Embora a informação, proveniente de uma respeitável instituição jornalística, tenha aspectos de credibilidade e certeza, também é certo que a prova de conteúdos ilegais no mesmo inquérito, sabe-seque foram destruídas. Isto cria lacunas que dificultam ou impedem a investigação. Por este lado, pareceria prudente esquecer os juízos de responsabilidades, expressos sem a plena verificação dos fatos, enquanto avançam as investigações e determinam-se os culpados.

Mas para Jaime Restrepo, as afirmações de Gaviria parecem muito úteis para criticar [es] o Ministério Público e à oposição, e para questionar, de novo, o jornalismo feito por Semana:

La actitud de Semana y de la fuente de altísima fidelidad de echarle toda el agua sucia al DAS podría tener una explicación: que dicha fuente no trabaja en el DAS sino en la Fiscalía General de la Nación. Esa fuente, para ser tan creíble, debe ostentar un cargo importante y tener acceso a los pormenores de los sistemas de interceptación. Otra forma de ganar credibilidad es filtrar información, como se ha denunciado que ocurre con frecuencia en la Fiscalía.

¿Quién podría ser esa fuente de altísima fidelidad que trabaja en la Fiscalía? ¿Acaso esa fuente se va de parranda con el director de Semana y con algunos periodistas de ese medio? ¿Será que Iguarán les estaba pidiendo colaboración para esclarecer el asunto o se estaba asegurando de que Alejandro Santos y su combo ratificaran el secreto profesional y sobre todo la reserva de la fuente?
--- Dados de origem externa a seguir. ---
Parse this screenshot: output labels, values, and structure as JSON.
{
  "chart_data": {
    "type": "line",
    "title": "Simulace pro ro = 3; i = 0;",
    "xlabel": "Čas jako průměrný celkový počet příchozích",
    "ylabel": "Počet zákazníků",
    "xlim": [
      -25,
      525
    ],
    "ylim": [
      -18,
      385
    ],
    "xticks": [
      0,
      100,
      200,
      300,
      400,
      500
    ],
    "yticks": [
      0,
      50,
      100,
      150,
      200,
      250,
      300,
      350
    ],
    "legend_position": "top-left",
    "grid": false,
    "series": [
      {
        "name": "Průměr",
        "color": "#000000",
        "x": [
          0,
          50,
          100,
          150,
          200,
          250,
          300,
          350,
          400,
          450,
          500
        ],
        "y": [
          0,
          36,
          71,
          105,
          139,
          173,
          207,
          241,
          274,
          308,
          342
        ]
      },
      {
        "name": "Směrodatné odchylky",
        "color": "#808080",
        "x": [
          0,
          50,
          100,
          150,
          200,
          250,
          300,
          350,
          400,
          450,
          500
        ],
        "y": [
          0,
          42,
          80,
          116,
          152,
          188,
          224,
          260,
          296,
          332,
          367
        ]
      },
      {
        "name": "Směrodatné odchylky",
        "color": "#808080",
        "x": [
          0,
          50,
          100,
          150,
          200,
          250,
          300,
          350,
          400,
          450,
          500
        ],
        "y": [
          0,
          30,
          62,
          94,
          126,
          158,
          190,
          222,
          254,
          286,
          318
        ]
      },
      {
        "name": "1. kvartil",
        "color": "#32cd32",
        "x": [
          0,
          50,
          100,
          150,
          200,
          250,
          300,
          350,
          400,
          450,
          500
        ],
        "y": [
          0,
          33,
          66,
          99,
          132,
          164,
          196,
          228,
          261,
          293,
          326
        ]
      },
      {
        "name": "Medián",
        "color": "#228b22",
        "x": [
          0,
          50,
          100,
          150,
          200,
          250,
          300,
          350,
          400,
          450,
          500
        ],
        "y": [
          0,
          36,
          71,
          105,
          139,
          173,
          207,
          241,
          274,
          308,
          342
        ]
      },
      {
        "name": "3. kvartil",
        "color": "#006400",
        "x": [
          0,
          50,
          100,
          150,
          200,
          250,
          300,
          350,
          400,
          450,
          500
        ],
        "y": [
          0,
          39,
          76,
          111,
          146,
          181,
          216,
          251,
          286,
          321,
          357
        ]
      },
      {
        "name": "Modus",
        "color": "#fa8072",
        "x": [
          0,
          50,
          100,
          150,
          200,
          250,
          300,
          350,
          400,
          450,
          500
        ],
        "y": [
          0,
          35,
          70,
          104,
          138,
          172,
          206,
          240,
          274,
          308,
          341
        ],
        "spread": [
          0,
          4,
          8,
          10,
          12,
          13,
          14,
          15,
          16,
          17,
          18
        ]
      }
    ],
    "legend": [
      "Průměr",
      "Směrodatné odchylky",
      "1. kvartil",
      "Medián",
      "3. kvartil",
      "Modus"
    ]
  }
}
Es que en general, el aparato judicial colombiano genera serias dudas, pero es evidente que la Fiscalía General de la Nación es un bastión clientelista para la izquierda “democrática”, que además se ha valido de esas “corbatas” para adelantar investigaciones y acceder a archivos e información que muchas veces está bajo reserva del sumario.
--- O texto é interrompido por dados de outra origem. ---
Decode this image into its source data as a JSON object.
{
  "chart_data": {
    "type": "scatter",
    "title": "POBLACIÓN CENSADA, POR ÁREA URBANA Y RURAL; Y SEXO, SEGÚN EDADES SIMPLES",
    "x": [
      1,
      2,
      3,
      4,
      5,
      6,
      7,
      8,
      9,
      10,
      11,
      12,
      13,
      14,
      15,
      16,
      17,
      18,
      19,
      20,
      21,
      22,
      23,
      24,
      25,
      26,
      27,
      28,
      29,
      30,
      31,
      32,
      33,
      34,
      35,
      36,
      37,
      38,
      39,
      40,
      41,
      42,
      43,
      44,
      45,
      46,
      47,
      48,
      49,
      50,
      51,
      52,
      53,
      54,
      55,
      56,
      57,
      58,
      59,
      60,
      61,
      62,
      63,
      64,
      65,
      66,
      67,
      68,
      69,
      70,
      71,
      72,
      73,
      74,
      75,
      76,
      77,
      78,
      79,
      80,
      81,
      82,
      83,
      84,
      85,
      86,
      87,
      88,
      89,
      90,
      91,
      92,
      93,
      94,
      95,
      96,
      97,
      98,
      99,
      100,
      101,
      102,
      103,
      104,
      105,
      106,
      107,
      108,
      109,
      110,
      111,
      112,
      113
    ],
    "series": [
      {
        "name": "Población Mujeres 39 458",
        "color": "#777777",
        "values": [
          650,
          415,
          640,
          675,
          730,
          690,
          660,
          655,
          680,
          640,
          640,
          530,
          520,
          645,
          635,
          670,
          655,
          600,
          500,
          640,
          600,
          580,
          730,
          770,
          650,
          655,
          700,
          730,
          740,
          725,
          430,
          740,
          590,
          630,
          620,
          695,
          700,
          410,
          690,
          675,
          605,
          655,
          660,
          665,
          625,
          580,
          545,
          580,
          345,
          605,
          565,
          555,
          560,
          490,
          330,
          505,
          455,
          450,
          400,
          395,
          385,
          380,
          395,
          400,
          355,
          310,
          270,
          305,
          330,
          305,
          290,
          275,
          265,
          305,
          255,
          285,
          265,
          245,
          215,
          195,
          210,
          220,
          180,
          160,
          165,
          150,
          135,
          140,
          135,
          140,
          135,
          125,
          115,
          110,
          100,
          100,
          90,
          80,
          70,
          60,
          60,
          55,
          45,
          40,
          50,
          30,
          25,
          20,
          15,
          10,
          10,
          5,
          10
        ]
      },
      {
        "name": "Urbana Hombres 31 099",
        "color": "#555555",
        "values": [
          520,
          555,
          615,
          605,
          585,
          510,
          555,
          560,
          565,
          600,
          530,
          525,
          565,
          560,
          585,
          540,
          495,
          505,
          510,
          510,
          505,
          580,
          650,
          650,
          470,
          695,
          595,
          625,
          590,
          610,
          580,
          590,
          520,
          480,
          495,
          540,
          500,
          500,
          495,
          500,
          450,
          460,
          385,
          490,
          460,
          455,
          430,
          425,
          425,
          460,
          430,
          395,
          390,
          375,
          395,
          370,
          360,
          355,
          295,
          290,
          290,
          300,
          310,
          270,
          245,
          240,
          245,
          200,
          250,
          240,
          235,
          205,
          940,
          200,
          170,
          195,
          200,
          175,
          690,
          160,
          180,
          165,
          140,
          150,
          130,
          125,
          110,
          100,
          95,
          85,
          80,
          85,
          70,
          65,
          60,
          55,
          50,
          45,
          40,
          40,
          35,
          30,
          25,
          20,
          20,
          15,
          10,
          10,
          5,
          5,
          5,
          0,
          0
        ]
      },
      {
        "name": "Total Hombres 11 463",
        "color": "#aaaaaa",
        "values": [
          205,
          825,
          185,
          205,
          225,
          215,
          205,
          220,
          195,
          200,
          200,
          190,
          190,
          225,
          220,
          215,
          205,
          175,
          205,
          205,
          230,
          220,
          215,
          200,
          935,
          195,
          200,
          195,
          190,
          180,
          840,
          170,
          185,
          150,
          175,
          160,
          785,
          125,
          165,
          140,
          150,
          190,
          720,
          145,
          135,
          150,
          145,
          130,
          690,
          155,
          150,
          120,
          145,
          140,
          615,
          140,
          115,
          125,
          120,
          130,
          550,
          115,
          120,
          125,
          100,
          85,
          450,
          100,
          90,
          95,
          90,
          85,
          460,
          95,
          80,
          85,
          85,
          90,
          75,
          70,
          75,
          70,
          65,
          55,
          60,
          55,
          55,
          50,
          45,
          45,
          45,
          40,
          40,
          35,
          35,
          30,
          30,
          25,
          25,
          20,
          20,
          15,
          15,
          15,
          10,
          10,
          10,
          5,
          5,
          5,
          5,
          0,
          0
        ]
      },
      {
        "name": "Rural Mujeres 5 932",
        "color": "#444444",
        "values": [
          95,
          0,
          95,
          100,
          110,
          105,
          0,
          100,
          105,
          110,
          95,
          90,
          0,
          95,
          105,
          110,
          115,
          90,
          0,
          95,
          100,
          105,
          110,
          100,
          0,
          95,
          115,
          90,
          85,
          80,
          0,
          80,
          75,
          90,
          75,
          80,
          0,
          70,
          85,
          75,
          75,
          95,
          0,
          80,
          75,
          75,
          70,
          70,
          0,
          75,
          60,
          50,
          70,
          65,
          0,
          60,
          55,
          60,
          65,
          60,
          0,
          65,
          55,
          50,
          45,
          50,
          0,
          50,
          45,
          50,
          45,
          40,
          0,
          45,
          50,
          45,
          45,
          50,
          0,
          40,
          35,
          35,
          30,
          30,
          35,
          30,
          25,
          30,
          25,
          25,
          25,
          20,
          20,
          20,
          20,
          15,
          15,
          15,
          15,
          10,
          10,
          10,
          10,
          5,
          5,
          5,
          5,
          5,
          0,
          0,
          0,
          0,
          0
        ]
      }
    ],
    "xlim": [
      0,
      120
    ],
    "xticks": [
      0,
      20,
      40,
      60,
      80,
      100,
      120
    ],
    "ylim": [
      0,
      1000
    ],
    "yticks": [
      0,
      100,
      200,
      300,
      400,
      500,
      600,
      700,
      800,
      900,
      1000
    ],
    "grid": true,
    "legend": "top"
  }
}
A atitude de Semana e a fonte de altíssima confiabilidade para jogar toda a água suja no DAS poderia ter uma explicação: que tal fonte trabalhe no DAS, ou então no Ministério Público da Nação. Essa fonte, por ser tão confiável, deve ter um cargo importante e ter acesso aos pormenores dos sistemas das escutas telefônicas. Outra maneira de ganhar credibilidade é filtrar a informação, como denunciou-se ocorrer com freqüência no Ministério Público.
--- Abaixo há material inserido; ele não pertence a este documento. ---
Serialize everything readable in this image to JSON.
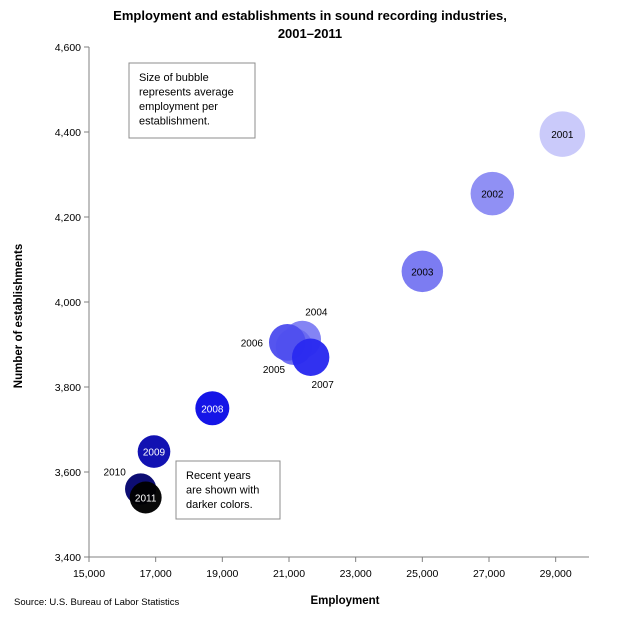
{
  "chart_data": {
    "type": "scatter",
    "bubble": true,
    "title_line1": "Employment and establishments in sound recording industries,",
    "title_line2": "2001–2011",
    "xlabel": "Employment",
    "ylabel": "Number of establishments",
    "xlim": [
      15000,
      30000
    ],
    "ylim": [
      3400,
      4600
    ],
    "x_ticks": [
      15000,
      17000,
      19000,
      21000,
      23000,
      25000,
      27000,
      29000
    ],
    "x_tick_labels": [
      "15,000",
      "17,000",
      "19,000",
      "21,000",
      "23,000",
      "25,000",
      "27,000",
      "29,000"
    ],
    "y_ticks": [
      3400,
      3600,
      3800,
      4000,
      4200,
      4400,
      4600
    ],
    "y_tick_labels": [
      "3,400",
      "3,600",
      "3,800",
      "4,000",
      "4,200",
      "4,400",
      "4,600"
    ],
    "grid": false,
    "points": [
      {
        "label": "2001",
        "x": 29200,
        "y": 4395,
        "size": 6.7,
        "color": "#c8c8fa",
        "label_pos": "center",
        "label_color": "#000000"
      },
      {
        "label": "2002",
        "x": 27100,
        "y": 4255,
        "size": 6.4,
        "color": "#8c8cf4",
        "label_pos": "center",
        "label_color": "#000000"
      },
      {
        "label": "2003",
        "x": 25000,
        "y": 4072,
        "size": 6.1,
        "color": "#7878f2",
        "label_pos": "center",
        "label_color": "#000000"
      },
      {
        "label": "2004",
        "x": 21400,
        "y": 3912,
        "size": 5.5,
        "color": "#8080f4",
        "label_pos": "above-right",
        "label_color": "#000000"
      },
      {
        "label": "2005",
        "x": 21150,
        "y": 3895,
        "size": 5.4,
        "color": "#6a6aef",
        "label_pos": "below-left",
        "label_color": "#000000"
      },
      {
        "label": "2006",
        "x": 20950,
        "y": 3905,
        "size": 5.4,
        "color": "#5050ee",
        "label_pos": "left",
        "label_color": "#000000"
      },
      {
        "label": "2007",
        "x": 21650,
        "y": 3870,
        "size": 5.5,
        "color": "#2a2af0",
        "label_pos": "below-right",
        "label_color": "#000000"
      },
      {
        "label": "2008",
        "x": 18700,
        "y": 3750,
        "size": 5.0,
        "color": "#0d0de6",
        "label_pos": "center",
        "label_color": "#ffffff"
      },
      {
        "label": "2009",
        "x": 16950,
        "y": 3648,
        "size": 4.8,
        "color": "#0a0ab0",
        "label_pos": "center",
        "label_color": "#ffffff"
      },
      {
        "label": "2010",
        "x": 16550,
        "y": 3560,
        "size": 4.6,
        "color": "#05056e",
        "label_pos": "above-left",
        "label_color": "#000000"
      },
      {
        "label": "2011",
        "x": 16700,
        "y": 3540,
        "size": 4.7,
        "color": "#000000",
        "label_pos": "center",
        "label_color": "#ffffff"
      }
    ],
    "annotations": [
      {
        "id": "size-note",
        "lines": [
          "Size of bubble",
          "represents average",
          "employment per",
          "establishment."
        ]
      },
      {
        "id": "color-note",
        "lines": [
          "Recent years",
          "are shown with",
          "darker colors."
        ]
      }
    ],
    "source": "Source: U.S. Bureau of Labor Statistics"
  }
}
Quem poderia ter essa fonte de altíssima credibilidade que trabalha no Ministério? Por acaso essa fonte vai às festas com o diretor da Semana e com alguns jornalistas desse meio? Será que Iguarán estava pedindo colaboração para esclarecer o assunto ou estava assegurando-se de que Alejandro Santos e seu grupo ratificassem o segredo profissional e sobretudo o direito de proteção à fonte?

É que de modo geral, o mecanimos judicial colombiano gera dúvidas sérias, mas é evidente que o Ministério Público é um refúgio clientelista para a esquerda “democrática”, que também se aproveitou dessas “gravatas” para adiantar investigações e ter acesso a arquivos e informação que muitas vezes são confidenciais.

Enquanto Restrepo deseja que o procurador-geral Alejandro Ordóñez “detecte” aqueles “interesses obscuros” no Ministério que aparentemente filtram informação aos meios, até a segunda-feira, 2 de março, os agentes do Ministério não tinham encontrado evidências físicas [es] dos grampos telefônicos ilegais. Por outro lado, o vice procurador-geral revelou [es] ter conhecimento de que o telefone de sua casa teria sido grampeado desde 2005 [es], quando era o fiscal encarregado pelo Supremo Tribunal. O assunto seguirá nas notícias por um tempo, enquanto alguns ainda tentam encontrar semelhanças [es] entre este escândalo e o de Fujimori, no Peru, há uma década.